La lettura dei libri che Mazzucco ci propone vi chiederà un’ora, un pomeriggio, una sera. Da Acqua nera di Joyce Carol Oates a Un uomo che dorme di Perec, da L’amante di Marguerite Duras a La strega e il capitano di Sciascia, sono testi che non superano le 170 pagine. Per questo nella lista non figurano alcuni dei capolavori del racconto lungo di cui sono autori Dostoevskij, Cechov, Joyce, Woolf, Bulgakov, Borges. Non è un canone, ma la scelta – spaziando fra temi, toni e generi – di una lettrice speciale fra titoli indimenticati di autrici e autori con i quali lei stessa per prima avrebbe trascorso volentieri le vacanze. E anche noi.
La strada indicata da Melania Mazzucco – un libro (breve) al giorno per tutti i giorni di vacanza – è una formula che con i dovuti accorgimenti hanno adottato anche i gruppi di lettura.
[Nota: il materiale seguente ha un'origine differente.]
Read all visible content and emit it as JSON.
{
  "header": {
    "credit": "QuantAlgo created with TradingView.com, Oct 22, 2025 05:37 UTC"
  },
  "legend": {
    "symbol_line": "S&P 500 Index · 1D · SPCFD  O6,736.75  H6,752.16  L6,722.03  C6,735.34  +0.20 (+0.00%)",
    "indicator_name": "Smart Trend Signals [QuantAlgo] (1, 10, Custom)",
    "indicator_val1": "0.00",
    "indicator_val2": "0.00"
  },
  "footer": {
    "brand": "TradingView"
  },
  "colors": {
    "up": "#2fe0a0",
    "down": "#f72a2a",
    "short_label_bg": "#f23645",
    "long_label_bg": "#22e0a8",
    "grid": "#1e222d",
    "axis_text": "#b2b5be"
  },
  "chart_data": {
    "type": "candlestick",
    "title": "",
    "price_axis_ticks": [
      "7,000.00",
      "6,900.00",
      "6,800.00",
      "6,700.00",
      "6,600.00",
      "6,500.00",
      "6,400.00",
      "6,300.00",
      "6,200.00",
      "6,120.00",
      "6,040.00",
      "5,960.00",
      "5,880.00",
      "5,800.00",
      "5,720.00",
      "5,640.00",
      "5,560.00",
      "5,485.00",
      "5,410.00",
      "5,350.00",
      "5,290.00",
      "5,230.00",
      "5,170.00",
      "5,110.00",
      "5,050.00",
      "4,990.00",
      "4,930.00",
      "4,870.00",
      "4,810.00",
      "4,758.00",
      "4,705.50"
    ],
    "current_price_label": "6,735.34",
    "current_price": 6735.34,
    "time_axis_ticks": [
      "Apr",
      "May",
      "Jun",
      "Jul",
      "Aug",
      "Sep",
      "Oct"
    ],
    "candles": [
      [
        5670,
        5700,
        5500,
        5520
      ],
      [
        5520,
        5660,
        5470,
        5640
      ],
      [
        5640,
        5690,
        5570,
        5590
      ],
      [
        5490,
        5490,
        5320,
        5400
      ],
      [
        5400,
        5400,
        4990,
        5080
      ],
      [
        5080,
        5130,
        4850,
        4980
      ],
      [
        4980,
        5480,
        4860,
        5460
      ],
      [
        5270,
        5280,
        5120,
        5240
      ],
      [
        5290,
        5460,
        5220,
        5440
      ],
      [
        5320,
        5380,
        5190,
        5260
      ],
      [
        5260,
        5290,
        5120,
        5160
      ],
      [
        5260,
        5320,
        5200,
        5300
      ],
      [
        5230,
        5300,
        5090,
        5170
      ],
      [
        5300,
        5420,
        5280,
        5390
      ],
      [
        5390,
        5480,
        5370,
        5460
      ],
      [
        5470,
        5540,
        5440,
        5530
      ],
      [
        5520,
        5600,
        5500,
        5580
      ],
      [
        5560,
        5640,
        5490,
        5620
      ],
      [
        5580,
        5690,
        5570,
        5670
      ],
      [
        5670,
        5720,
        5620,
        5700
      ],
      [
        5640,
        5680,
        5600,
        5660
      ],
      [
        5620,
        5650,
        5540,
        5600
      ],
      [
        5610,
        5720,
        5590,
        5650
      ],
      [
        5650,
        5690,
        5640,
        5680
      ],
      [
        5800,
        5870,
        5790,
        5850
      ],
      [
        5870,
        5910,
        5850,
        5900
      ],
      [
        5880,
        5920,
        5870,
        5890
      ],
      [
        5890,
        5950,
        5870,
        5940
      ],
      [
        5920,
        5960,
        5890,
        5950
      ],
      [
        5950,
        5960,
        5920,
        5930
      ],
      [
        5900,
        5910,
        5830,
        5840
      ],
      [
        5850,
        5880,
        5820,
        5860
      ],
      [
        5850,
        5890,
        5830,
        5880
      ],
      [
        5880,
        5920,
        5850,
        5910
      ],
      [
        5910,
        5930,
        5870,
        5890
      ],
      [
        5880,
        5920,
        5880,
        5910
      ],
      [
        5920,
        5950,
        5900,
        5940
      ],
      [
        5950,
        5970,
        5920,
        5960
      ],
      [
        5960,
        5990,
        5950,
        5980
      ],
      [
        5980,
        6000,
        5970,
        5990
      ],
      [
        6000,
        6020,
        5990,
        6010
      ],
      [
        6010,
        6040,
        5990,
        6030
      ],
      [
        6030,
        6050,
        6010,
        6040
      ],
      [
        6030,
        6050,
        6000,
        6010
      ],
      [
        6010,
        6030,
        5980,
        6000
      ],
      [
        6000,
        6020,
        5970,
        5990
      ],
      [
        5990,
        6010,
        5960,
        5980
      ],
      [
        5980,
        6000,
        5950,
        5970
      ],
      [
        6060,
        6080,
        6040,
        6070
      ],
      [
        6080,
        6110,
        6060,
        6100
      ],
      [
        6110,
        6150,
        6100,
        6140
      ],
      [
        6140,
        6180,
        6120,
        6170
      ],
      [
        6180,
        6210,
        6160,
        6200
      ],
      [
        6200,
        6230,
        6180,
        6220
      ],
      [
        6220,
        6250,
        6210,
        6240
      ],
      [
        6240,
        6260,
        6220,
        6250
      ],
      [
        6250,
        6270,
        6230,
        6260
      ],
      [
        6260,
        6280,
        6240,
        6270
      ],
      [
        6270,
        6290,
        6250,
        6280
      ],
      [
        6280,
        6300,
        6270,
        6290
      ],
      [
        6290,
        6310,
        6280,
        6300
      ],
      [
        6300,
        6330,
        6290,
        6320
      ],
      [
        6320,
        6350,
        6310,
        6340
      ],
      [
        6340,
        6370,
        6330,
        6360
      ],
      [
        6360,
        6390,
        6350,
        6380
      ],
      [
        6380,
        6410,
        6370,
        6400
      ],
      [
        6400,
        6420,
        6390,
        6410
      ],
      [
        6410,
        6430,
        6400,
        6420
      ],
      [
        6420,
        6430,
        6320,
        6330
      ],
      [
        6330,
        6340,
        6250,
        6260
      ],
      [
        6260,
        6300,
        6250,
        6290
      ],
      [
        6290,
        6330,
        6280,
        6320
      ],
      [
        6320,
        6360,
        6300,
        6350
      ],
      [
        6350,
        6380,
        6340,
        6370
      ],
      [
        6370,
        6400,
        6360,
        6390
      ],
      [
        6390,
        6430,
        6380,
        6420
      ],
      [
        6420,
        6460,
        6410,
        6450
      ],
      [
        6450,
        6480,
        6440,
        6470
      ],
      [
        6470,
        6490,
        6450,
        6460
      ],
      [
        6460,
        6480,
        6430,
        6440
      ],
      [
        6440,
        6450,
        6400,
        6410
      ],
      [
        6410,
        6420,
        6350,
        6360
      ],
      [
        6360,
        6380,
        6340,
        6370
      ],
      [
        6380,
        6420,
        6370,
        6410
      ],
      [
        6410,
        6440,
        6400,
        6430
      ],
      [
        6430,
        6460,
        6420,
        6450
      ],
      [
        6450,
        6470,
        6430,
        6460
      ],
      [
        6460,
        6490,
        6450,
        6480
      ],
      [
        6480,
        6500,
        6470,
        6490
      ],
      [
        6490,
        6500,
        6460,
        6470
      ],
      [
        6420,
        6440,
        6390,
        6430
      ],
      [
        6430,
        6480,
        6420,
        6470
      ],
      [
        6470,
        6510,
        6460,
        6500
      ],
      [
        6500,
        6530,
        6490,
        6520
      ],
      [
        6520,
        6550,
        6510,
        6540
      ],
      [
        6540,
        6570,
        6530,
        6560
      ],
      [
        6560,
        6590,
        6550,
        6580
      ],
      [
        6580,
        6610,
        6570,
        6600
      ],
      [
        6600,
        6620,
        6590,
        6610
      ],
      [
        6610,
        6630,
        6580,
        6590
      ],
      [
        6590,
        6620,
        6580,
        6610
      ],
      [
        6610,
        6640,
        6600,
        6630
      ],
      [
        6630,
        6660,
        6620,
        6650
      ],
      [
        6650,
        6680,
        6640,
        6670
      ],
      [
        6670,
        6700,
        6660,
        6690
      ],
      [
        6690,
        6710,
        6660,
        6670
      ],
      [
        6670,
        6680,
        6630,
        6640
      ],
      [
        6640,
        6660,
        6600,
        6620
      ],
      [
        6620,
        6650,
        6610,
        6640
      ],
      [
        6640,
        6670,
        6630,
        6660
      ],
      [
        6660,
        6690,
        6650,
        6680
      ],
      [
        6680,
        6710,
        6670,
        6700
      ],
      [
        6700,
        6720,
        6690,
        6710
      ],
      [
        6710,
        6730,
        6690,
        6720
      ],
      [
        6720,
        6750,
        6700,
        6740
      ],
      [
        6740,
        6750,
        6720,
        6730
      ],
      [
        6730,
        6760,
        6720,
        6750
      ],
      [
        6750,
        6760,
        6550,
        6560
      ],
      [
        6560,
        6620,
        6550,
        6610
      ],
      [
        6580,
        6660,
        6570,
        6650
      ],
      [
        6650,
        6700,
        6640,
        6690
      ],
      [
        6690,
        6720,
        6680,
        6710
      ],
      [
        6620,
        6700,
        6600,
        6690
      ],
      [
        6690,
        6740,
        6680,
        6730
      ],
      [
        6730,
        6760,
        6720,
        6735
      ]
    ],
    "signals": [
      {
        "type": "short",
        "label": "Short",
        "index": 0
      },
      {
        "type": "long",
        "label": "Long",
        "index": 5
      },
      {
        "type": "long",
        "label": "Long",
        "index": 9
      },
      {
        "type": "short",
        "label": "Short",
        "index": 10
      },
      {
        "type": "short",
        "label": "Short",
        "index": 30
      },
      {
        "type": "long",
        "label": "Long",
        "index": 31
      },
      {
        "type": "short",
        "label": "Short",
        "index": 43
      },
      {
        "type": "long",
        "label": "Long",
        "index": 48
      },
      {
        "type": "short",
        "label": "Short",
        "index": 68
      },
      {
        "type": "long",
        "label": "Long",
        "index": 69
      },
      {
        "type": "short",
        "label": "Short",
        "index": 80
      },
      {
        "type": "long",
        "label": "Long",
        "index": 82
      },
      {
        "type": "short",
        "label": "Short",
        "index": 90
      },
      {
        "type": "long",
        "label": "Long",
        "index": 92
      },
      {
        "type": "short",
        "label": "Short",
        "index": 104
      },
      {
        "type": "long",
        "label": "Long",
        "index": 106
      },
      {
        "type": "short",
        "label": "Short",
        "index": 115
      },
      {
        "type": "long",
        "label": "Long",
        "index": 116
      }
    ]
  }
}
Tra i circoli che nelle grandi e piccole città italiane riuniscono appassionati di libri, in tanti hanno scelto la formula della lettura di romanzi brevi o di racconti, come ci racconta Sara Scarafia. Un esempio? Bartleby lo scrivano di Herman Melville, letto e recensito su Robinson dal gruppo di lettura I mattoncini di Bari.